The sprint is over for a lot of stocks.
Dipan Mehta: That is right. We are having challenges in the stock market at this point of time and many reasons have been offered like geopolitical events, FII selling, US markets and many other small and minor reasons. It is my clear cut understanding that we are in for a slightly longish and deepish correction because corporate results have been disappointing. So far, the numbers we have seen have been okay, but they have not been phenomenal.
When you look at the way the banks have come with numbers, midcap and largecap software, FMCG company like Hindustan Unilever, large companies like Reliance Industries, a few NBFCs as well, the results are good, they are in that 10-12% type of growth rates, but nothing which will like encourage you or induce you to buy more shares of the same company, especially given the valuations that these companies are trading at.
A lot of the profit margin expansion has come through commodity prices and that also will level off.

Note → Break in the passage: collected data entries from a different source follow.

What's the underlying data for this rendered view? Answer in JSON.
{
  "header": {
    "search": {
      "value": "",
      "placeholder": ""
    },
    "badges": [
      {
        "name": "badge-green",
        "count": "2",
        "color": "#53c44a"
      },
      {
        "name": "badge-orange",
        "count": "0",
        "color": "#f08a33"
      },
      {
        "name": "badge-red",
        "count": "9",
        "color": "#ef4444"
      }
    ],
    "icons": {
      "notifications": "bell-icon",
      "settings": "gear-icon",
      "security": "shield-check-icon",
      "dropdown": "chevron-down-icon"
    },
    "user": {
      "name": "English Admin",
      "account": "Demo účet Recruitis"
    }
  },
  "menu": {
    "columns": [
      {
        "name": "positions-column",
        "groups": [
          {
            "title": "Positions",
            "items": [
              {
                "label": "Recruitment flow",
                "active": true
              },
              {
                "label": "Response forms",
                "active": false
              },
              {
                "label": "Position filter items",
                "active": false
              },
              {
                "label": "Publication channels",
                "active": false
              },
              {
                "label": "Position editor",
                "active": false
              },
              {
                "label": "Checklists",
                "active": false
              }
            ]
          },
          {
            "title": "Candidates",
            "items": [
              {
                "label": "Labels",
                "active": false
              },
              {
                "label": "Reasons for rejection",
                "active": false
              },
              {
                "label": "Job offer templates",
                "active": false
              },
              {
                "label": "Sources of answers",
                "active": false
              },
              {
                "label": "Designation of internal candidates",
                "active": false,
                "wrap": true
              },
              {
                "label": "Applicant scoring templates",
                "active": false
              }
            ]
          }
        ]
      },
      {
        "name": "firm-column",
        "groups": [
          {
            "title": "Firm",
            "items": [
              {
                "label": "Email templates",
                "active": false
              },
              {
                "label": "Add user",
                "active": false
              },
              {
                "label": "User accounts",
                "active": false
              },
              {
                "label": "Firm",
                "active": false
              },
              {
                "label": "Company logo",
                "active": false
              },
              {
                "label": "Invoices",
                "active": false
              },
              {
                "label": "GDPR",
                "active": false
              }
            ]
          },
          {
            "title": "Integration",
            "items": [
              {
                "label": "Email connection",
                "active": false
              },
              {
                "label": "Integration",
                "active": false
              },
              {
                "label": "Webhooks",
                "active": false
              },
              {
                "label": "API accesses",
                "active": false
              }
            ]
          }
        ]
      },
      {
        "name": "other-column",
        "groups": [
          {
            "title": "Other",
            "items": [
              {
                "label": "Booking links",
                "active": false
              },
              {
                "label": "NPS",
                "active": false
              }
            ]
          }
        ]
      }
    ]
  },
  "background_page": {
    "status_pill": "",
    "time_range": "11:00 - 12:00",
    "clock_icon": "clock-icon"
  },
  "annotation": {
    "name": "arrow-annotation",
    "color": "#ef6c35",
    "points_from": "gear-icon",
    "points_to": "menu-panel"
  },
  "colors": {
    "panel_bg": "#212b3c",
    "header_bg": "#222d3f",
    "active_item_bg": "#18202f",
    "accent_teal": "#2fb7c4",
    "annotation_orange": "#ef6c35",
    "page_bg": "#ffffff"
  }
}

And we are seeing minor compression of margin in a few select industries as well. So, it is not that everything is just phenomenal and kind of blue sky scenario as far as corporate earnings are concerned and that is going to be the pain point for the next six months.
This earnings season, next earnings season could be very disappointing and whenever you have earnings season you do a reality check what the trailing 12-month earnings per share is and what the price to earnings multiple is and you will find that the risk return reward does not favour you to make fresh bets at these levels.

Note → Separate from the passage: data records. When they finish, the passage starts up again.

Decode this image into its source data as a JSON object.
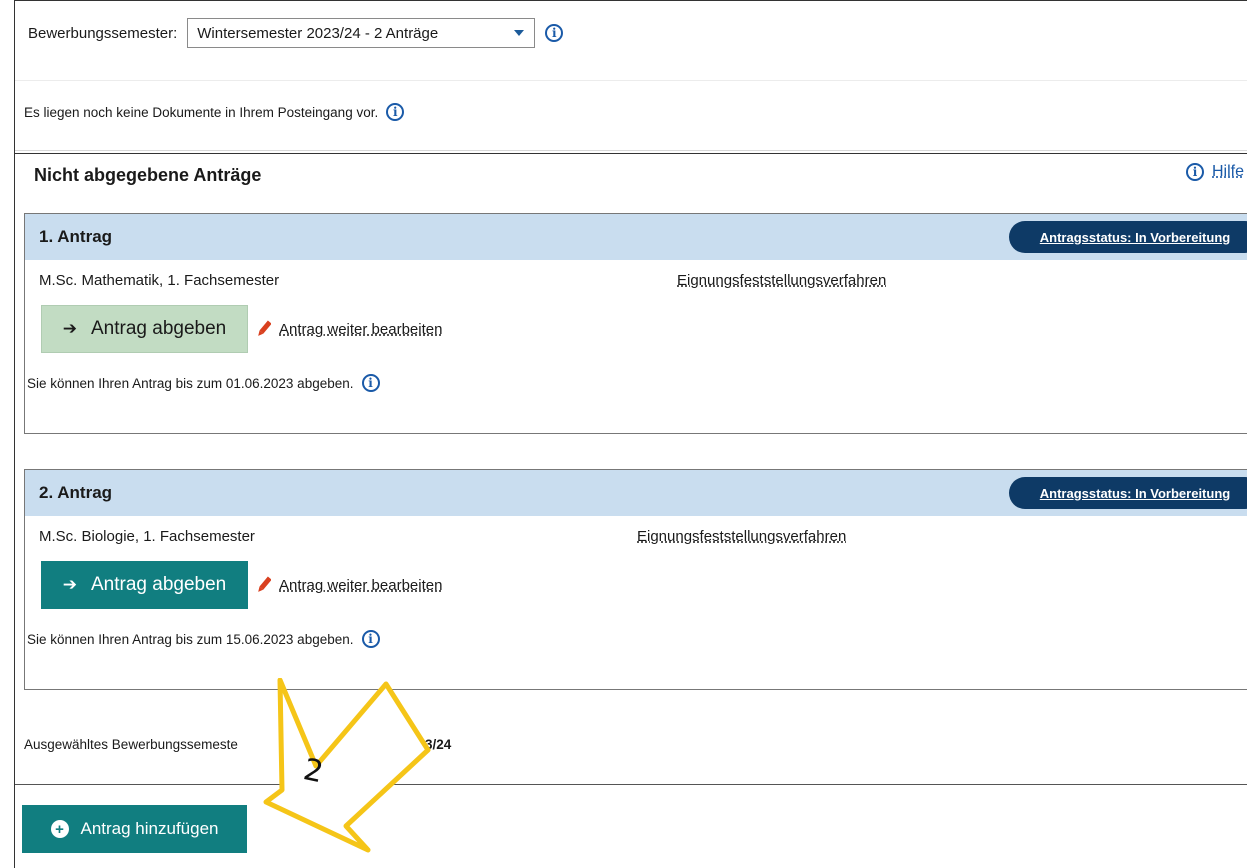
{
  "semester": {
    "label": "Bewerbungssemester:",
    "selected": "Wintersemester 2023/24 - 2 Anträge"
  },
  "inbox": {
    "message": "Es liegen noch keine Dokumente in Ihrem Posteingang vor."
  },
  "section": {
    "title": "Nicht abgegebene Anträge",
    "help_label": "Hilfe"
  },
  "applications": [
    {
      "title": "1. Antrag",
      "status": "Antragsstatus: In Vorbereitung",
      "course": "M.Sc. Mathematik, 1. Fachsemester",
      "procedure": "Eignungsfeststellungsverfahren",
      "submit_label": "Antrag abgeben",
      "submit_enabled": false,
      "edit_label": "Antrag weiter bearbeiten",
      "deadline": "Sie können Ihren Antrag bis zum 01.06.2023 abgeben."
    },
    {
      "title": "2. Antrag",
      "status": "Antragsstatus: In Vorbereitung",
      "course": "M.Sc. Biologie, 1. Fachsemester",
      "procedure": "Eignungsfeststellungsverfahren",
      "submit_label": "Antrag abgeben",
      "submit_enabled": true,
      "edit_label": "Antrag weiter bearbeiten",
      "deadline": "Sie können Ihren Antrag bis zum 15.06.2023 abgeben."
    }
  ],
  "footer": {
    "selected_semester_text": "Ausgewähltes Bewerbungssemeste",
    "selected_semester_tail": "023/24",
    "add_label": "Antrag hinzufügen"
  },
  "annotation": {
    "number": "2",
    "color": "#f5c518"
  },
  "colors": {
    "teal": "#117e80",
    "navy": "#0e3a66",
    "header_blue": "#c9ddef",
    "disabled_green": "#c2dcc3"
  },
  "icons": [
    "info-icon",
    "chevron-down-icon",
    "arrow-right-icon",
    "pencil-icon",
    "plus-circle-icon"
  ]
}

Looking at banks which have come out with numbers, it appears growth is okay. But there is a sliver of concern in terms of NPAs coming back and I am talking about private banks here. Banks, in fact, are also slowing down because they are not getting a great liability franchise. So, for a sector which was supposed to make a comeback, the first flush of numbers has not been encouraging for them.
Dipan Mehta: Yes, absolutely. Gradually, compression of net interest margins is creeping in. Banks themselves have become a bit more cautious in lending which is reflected in slightly slower growth in advances. There is a war for deposits happening over there and they do not want to increase the interest rates. Thus it affects their NIMs even further and on the whole I think it was fee-based income trading profits which drove the bank earnings this quarter.